Invention of Writing and Earliest Literature [Beginnings to 100 A.D.]

1. Writing was not invented for the purpose of preserving literature; the earliest written

documents contain commercial, administrative, political, and legal information, and were

created by the first "advanced" civilizations in an area that Westerners commonly call the

Middle East.

2. The oldest writing was pictographic, meaning that the sign for an object was written to

resemble the object itself; later, hieroglyphic and cuneiform scripts were invented to

record more complicated information.

3. Begun in 2700 B.C. and written down about 2000 B.C., the first great heroic narrative of

world literature, Gilgamesh, nearly vanished from memory when it was not translated

from cuneiform languages into the new alphabets that replaced them.

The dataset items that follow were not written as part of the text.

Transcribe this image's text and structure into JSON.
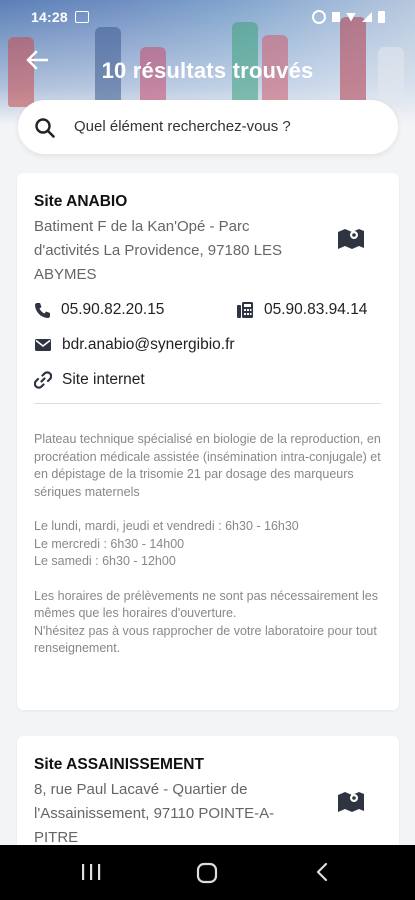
{
  "status_bar": {
    "time": "14:28"
  },
  "header": {
    "title": "10 résultats trouvés"
  },
  "search": {
    "placeholder": "Quel élément recherchez-vous ?"
  },
  "results": [
    {
      "name": "Site ANABIO",
      "address": "Batiment F de la Kan'Opé - Parc d'activités La Providence, 97180  LES ABYMES",
      "phone": "05.90.82.20.15",
      "fax": "05.90.83.94.14",
      "email": "bdr.anabio@synergibio.fr",
      "website": "Site internet",
      "description": [
        "Plateau technique spécialisé en biologie de la reproduction, en procréation médicale assistée (insémination intra-conjugale) et en dépistage de la trisomie 21 par dosage des marqueurs sériques maternels",
        "Le lundi, mardi, jeudi et vendredi : 6h30 - 16h30\nLe mercredi : 6h30 - 14h00\nLe samedi : 6h30 - 12h00",
        "Les horaires de prélèvements ne sont pas nécessairement les mêmes que les horaires d'ouverture.\nN'hésitez pas à vous rapprocher de votre laboratoire pour tout renseignement."
      ]
    },
    {
      "name": "Site ASSAINISSEMENT",
      "address": "8, rue Paul Lacavé -  Quartier de l'Assainissement, 97110 POINTE-A-PITRE"
    }
  ],
  "colors": {
    "header_blue": "#6f8fc2",
    "icon_dark": "#2e3440",
    "text_gray": "#666666"
  }
}
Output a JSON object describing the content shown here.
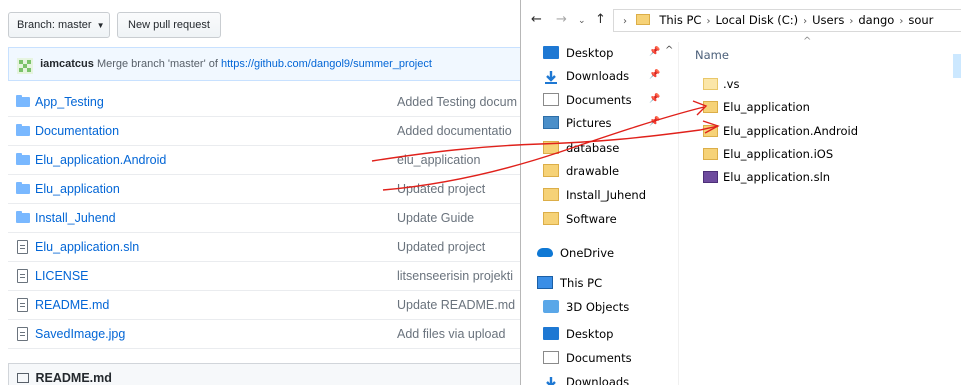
{
  "github": {
    "branch_label": "Branch: master",
    "new_pr_label": "New pull request",
    "commit": {
      "author": "iamcatcus",
      "message": "Merge branch 'master' of",
      "link": "https://github.com/dangol9/summer_project"
    },
    "files": [
      {
        "name": "App_Testing",
        "type": "folder",
        "message": "Added Testing docum"
      },
      {
        "name": "Documentation",
        "type": "folder",
        "message": "Added documentatio"
      },
      {
        "name": "Elu_application.Android",
        "type": "folder",
        "message": "elu_application"
      },
      {
        "name": "Elu_application",
        "type": "folder",
        "message": "Updated project"
      },
      {
        "name": "Install_Juhend",
        "type": "folder",
        "message": "Update Guide"
      },
      {
        "name": "Elu_application.sln",
        "type": "file",
        "message": "Updated project"
      },
      {
        "name": "LICENSE",
        "type": "file",
        "message": "litsenseerisin projekti"
      },
      {
        "name": "README.md",
        "type": "file",
        "message": "Update README.md"
      },
      {
        "name": "SavedImage.jpg",
        "type": "file",
        "message": "Add files via upload"
      }
    ],
    "readme_label": "README.md"
  },
  "explorer": {
    "breadcrumb": [
      "This PC",
      "Local Disk (C:)",
      "Users",
      "dango",
      "sour"
    ],
    "nav_back": "←",
    "nav_forward": "→",
    "nav_recent": "⌄",
    "nav_up": "↑",
    "column_name": "Name",
    "sort_caret": "^",
    "nav_caret": "^",
    "pin_glyph": "📌",
    "nav_items": [
      {
        "label": "Desktop",
        "icon": "desktop-icon",
        "pinned": true
      },
      {
        "label": "Downloads",
        "icon": "download-icon",
        "pinned": true
      },
      {
        "label": "Documents",
        "icon": "document-icon",
        "pinned": true
      },
      {
        "label": "Pictures",
        "icon": "pictures-icon",
        "pinned": true
      },
      {
        "label": "database",
        "icon": "folder-icon",
        "pinned": false
      },
      {
        "label": "drawable",
        "icon": "folder-icon",
        "pinned": false
      },
      {
        "label": "Install_Juhend",
        "icon": "folder-icon",
        "pinned": false
      },
      {
        "label": "Software",
        "icon": "folder-icon",
        "pinned": false
      },
      {
        "label": "OneDrive",
        "icon": "onedrive-icon",
        "pinned": false
      },
      {
        "label": "This PC",
        "icon": "pc-icon",
        "pinned": false
      },
      {
        "label": "3D Objects",
        "icon": "3d-objects-icon",
        "pinned": false
      },
      {
        "label": "Desktop",
        "icon": "desktop-icon",
        "pinned": false
      },
      {
        "label": "Documents",
        "icon": "document-icon",
        "pinned": false
      },
      {
        "label": "Downloads",
        "icon": "download-icon",
        "pinned": false
      }
    ],
    "items": [
      {
        "name": ".vs",
        "icon": "folder-icon"
      },
      {
        "name": "Elu_application",
        "icon": "folder-icon"
      },
      {
        "name": "Elu_application.Android",
        "icon": "folder-icon"
      },
      {
        "name": "Elu_application.iOS",
        "icon": "folder-icon"
      },
      {
        "name": "Elu_application.sln",
        "icon": "visual-studio-solution-icon"
      }
    ]
  },
  "colors": {
    "link": "#0366d6",
    "annotation": "#e0211b",
    "folder_blue": "#79b8ff",
    "folder_yellow": "#f6d277"
  }
}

4. Though the absence of written signs for vowels can confuse some readers, the

consonantal script developed by the Hebrews ushered in a new form of writing that could

be composed without special artistic skills and read without advanced training.

5. With their return to Palestine in 539 B.C., the Hebrews rebuilt the Temple and created the

canonical version of the Pentateuch, the first five books of the Bible.

6. As the stories in the Bible expound, unlike polytheistic religions in which gods often

battle among themselves for control over humankind, the sole resistance to the Hebrew

God is humankind itself.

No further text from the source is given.